Le dichiarazioni del Pezzinga sono in contrasto con l’assunto investigativo dei Carabinieri. Nel rapporto redatto dai militari dell’Arma si afferma che la sera del 27 giugno 2020 il Pezzinga esplodeva due colpi di fucile all’indirizzo della porta d’ingresso dell’agenzia di pompe funebri del Messina sita a Siracusa. Per i Carabinieri il 22enne siracusano è uno dei cinque soggetti che avrebbero tentato di  impedire all’impresario di pompe funebri di aprire una agenzia a Sortino e un’altra nel capoluogo aretuseo. A opporsi tenacemente all’aperura dell’agenzia di Sortino del Messina pare sia stato Antonino Inturrisi, titolare di una ditta di pompe funebri nel paese noto nel mondo per la Pantalica.
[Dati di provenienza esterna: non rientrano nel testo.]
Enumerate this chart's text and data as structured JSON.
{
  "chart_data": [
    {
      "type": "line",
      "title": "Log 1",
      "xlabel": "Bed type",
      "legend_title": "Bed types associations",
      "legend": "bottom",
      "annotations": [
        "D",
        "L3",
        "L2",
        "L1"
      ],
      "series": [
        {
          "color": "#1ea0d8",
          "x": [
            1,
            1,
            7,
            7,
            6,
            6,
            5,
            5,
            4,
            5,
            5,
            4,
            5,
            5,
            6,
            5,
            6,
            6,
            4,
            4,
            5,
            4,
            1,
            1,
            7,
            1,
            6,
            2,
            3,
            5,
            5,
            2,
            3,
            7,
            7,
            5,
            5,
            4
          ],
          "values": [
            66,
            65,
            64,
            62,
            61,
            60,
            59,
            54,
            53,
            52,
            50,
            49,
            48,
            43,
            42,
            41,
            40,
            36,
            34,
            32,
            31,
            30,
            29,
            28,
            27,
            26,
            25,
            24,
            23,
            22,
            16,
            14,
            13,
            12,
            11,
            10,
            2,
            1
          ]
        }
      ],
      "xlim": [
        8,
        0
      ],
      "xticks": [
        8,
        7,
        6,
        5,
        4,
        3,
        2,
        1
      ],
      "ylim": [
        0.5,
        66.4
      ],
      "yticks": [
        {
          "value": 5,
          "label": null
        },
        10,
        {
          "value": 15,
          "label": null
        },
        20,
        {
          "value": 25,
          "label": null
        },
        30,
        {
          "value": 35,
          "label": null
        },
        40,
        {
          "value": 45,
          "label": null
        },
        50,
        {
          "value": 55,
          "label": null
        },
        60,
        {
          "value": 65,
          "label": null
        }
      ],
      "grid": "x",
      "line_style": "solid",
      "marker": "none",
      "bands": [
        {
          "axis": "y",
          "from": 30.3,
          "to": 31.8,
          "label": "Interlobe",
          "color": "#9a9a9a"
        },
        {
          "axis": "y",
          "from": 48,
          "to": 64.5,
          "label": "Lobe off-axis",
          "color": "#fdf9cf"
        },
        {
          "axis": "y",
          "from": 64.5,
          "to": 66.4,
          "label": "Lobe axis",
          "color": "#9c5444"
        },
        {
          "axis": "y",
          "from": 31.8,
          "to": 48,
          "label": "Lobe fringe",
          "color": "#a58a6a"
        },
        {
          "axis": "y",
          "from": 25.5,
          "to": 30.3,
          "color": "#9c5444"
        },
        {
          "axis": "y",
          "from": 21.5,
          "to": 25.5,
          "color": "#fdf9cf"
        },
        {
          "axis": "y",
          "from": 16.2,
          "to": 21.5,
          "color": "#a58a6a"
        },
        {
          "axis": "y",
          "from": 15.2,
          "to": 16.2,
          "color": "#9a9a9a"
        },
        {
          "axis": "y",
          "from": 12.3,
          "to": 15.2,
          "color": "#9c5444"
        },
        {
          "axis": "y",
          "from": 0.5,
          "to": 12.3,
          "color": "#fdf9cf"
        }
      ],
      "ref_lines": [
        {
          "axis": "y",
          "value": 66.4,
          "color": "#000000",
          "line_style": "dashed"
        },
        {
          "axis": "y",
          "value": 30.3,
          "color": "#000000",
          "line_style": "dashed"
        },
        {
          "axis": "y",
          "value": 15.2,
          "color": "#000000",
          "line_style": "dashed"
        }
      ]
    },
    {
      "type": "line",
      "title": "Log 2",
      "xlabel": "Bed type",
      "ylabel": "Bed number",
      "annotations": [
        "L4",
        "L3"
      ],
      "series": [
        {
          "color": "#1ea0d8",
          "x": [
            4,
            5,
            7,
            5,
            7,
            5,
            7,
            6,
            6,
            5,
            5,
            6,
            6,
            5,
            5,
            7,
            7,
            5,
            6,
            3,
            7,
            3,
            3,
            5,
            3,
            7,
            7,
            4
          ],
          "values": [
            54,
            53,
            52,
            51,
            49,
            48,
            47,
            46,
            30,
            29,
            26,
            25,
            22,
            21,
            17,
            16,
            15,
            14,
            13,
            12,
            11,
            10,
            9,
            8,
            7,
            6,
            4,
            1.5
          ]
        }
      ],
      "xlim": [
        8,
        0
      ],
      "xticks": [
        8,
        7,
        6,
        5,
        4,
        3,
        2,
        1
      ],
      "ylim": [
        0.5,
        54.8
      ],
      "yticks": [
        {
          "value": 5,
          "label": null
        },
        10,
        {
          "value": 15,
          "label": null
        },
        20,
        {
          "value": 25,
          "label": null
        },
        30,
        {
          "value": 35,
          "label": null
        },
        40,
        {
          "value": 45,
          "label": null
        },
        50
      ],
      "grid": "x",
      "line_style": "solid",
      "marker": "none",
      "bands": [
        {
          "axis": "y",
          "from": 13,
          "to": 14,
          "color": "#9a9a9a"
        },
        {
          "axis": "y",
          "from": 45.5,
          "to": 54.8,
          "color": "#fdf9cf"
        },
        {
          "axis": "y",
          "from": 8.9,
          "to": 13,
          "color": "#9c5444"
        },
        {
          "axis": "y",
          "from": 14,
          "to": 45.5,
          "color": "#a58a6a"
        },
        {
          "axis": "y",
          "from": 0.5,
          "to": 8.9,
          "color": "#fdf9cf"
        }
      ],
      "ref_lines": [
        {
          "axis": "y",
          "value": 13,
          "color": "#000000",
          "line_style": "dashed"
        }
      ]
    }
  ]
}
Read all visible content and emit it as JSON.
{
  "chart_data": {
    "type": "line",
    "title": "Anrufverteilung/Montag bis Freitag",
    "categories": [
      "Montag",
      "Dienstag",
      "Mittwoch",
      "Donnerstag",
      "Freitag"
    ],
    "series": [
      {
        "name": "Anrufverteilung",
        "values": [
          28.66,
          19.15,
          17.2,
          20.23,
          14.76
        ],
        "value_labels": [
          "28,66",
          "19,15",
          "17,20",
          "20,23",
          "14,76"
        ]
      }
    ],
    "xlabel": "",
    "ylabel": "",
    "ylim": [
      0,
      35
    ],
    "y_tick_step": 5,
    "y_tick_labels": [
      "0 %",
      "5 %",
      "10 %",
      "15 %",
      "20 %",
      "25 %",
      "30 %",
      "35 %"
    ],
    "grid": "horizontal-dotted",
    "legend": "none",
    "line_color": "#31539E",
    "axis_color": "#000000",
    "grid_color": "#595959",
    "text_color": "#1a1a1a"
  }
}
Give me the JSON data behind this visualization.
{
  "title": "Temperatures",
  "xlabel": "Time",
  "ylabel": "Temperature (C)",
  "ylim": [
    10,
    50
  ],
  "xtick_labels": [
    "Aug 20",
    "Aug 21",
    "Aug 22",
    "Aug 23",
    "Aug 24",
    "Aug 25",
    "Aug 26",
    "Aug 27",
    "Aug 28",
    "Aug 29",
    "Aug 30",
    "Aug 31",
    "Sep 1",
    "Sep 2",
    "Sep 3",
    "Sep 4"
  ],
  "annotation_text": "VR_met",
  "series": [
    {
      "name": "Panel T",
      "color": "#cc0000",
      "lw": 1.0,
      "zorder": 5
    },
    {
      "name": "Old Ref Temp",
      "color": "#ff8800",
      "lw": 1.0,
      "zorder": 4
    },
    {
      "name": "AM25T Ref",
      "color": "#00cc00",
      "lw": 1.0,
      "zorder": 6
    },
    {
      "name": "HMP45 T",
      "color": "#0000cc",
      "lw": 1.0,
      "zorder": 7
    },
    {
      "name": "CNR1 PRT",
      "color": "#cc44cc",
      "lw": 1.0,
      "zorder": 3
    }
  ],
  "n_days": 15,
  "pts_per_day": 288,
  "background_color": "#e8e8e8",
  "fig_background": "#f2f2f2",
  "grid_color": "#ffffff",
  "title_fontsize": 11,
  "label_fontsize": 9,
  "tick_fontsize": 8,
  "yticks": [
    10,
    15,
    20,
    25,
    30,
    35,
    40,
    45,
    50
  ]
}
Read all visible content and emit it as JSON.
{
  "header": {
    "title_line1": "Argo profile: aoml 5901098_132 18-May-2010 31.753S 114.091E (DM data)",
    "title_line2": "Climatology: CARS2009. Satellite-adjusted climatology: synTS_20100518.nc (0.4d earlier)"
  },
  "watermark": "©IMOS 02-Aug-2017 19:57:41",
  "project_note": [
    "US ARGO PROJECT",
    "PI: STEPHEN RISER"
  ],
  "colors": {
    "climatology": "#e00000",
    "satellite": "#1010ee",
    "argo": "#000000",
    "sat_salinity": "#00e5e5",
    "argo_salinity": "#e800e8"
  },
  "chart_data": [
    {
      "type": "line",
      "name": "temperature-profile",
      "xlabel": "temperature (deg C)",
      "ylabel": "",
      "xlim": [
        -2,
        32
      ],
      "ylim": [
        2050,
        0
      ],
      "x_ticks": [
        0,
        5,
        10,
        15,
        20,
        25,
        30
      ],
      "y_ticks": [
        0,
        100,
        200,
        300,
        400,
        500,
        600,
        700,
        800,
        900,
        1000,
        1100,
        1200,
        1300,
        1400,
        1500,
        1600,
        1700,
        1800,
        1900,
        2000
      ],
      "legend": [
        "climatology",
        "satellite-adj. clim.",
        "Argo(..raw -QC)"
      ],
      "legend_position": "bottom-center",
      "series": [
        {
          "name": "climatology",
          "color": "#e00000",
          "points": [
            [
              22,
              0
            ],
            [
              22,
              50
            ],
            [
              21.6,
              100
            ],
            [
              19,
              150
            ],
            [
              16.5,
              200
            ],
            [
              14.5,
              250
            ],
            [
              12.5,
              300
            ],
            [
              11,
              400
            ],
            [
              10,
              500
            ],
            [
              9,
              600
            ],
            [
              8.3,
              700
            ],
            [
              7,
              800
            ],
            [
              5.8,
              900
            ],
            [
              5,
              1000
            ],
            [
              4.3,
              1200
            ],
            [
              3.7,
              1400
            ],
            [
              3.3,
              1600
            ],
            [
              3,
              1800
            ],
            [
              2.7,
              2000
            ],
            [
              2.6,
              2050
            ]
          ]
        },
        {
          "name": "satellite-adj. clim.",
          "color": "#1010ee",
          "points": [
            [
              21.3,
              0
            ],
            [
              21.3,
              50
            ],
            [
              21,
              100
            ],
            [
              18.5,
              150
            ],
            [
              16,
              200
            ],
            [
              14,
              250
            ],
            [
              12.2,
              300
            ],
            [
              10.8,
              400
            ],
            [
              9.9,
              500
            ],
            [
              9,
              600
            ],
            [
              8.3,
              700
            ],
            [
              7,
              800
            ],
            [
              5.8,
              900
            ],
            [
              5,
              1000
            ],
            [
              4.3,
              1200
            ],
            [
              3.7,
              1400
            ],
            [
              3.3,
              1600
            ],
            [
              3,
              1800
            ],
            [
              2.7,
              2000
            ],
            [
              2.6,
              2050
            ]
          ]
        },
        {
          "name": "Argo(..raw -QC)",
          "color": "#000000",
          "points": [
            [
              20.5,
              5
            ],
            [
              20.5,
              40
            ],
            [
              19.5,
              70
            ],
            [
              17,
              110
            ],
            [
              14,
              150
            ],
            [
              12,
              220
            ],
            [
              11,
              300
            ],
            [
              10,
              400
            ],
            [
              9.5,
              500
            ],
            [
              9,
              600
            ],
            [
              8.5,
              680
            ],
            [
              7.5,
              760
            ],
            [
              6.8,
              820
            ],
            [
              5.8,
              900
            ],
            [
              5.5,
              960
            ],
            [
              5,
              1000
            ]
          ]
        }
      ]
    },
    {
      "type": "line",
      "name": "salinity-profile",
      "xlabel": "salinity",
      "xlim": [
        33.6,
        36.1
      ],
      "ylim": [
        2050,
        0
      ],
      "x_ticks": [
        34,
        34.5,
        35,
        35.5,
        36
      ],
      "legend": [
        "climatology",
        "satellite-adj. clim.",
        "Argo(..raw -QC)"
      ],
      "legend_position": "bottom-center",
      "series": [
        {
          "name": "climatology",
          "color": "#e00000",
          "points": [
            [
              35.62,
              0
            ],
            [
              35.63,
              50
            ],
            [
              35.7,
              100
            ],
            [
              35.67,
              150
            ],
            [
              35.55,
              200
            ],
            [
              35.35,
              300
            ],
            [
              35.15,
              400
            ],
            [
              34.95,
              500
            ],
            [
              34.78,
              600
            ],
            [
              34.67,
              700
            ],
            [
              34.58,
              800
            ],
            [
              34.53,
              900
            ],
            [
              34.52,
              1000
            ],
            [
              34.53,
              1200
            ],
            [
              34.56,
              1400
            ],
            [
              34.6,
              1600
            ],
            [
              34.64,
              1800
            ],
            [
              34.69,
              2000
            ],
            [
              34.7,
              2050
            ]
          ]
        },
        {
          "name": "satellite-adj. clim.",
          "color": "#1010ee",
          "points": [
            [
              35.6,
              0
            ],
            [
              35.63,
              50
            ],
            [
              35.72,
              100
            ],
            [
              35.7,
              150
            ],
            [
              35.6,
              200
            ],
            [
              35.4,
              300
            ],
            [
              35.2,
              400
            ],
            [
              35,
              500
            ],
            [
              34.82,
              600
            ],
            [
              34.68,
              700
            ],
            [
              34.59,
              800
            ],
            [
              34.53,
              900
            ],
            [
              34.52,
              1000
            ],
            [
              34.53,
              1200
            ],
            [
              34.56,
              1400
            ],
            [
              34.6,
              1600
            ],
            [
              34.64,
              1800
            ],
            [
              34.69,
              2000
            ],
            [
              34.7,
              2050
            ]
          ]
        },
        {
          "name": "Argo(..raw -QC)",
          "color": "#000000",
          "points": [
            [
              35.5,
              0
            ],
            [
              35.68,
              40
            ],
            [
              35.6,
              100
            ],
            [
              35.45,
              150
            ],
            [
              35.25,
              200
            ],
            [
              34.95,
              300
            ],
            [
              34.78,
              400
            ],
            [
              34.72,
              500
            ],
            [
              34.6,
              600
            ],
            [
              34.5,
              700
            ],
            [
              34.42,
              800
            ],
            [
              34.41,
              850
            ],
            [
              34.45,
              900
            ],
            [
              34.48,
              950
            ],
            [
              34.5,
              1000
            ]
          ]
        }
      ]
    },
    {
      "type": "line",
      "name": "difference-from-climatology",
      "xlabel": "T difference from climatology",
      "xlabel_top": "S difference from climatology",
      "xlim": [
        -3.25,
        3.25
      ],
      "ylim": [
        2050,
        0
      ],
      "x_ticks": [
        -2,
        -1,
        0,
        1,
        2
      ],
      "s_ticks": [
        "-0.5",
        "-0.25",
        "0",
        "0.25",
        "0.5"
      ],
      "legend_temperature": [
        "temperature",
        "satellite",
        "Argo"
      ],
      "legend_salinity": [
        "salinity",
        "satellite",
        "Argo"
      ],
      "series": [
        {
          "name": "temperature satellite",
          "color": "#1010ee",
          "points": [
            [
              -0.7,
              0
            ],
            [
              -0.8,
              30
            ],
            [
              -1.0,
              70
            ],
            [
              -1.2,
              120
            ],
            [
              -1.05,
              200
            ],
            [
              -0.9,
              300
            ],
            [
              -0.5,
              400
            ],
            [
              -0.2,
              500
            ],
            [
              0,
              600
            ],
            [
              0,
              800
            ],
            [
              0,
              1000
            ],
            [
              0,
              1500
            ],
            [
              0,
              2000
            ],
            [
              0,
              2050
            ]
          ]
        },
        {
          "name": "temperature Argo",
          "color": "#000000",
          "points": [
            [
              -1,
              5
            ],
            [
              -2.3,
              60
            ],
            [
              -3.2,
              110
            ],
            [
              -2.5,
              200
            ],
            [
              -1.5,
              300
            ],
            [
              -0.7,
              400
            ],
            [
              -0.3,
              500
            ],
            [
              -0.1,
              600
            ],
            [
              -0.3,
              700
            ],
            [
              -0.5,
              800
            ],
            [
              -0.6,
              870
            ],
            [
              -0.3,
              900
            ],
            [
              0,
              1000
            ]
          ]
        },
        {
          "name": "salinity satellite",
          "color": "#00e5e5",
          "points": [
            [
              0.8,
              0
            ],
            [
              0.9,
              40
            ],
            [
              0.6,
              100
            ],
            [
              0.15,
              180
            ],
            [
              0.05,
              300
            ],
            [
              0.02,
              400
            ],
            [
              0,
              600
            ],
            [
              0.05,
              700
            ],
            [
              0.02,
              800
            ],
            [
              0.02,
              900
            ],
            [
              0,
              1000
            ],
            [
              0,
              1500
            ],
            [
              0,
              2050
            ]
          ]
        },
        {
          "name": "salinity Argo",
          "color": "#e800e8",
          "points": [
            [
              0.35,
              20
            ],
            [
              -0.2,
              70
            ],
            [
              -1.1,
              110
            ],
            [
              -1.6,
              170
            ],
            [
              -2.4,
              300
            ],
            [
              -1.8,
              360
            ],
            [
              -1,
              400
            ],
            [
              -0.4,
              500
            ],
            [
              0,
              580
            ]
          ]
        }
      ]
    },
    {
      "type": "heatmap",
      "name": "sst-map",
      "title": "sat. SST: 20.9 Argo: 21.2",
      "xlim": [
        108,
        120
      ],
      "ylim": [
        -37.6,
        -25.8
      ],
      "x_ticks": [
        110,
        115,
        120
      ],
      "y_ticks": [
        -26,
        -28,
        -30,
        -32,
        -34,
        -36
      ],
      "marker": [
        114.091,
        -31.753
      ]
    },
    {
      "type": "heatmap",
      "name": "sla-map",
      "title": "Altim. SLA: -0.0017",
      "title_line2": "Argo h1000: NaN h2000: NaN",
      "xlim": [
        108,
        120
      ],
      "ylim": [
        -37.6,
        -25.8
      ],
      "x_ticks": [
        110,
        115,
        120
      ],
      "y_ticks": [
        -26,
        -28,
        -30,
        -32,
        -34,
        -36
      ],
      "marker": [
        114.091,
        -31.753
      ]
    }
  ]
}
Per “persuadere” Carmelo Messina, a non realizzare il suo progetto di estendere la sua attività anche in provincia di Siracusa, Antonino Inturrisi si è rivolto a esponenti della criminalità siracusana i quali hanno iniziato a minacciare il Messina per dissuaderlo dall’aprire le sue agenzie non solo nel comune di Sortino ma anche nel capoluogo aretuseo. Una volta la vittima delle minacce è stata affiancata da una Bmw sulla quale prendevano posto cinque persone e quella che guidava la macchina gli ha detto che doveva sloggiare da Sortino altrimenti al cimitero sarebbe finita la bara con dentro il morto. In altre due o tre occasioni, ad essere minacciati sono stati due collaboratori del Messina, sorpresi mentre affiggevano alle bacheche i manifestini funebri, Eloquente la frase rivolta ai due attacchini: “Chi siete? Che ci fate qui? Ve ne dovete andare altrimenti può succedervi qualcosa…”. Non solo l’invito a lasciare l’abitato di Sortino, ma i cinque della Bmw di notte e di giorno passavano il loro tempo a ricoprire i manifesti della ditta Messina, o a strapparli o imbrattarli con lo spray. Il “tabbutaru” di Sortino Antonino Inturrisi  ha pure fatto pervenire al carcere di Brucoli una lettera al Sinatra affinché si adoperasse per convincete con le buone o con altri metodi il Messina a non aprire la sua agenzia a Sortino.

Nonostante le minacce verbali, gli atti di vandalismo e l’attentato intimidatorio alla sua agenzia della Borgata, a Siracusa, l’impresario Carmelo Messina non è arretrato di un millimetro e ha aperto regolarmente le agenzie a Sortino e nella città capoluogo. E il 27 maggio 2020 si è recato alla caserma dei Carabinieri e ha presentato la denuncia contro i sei indagati che hanno intimidito sia lui che i suoi più stretti collaboratori.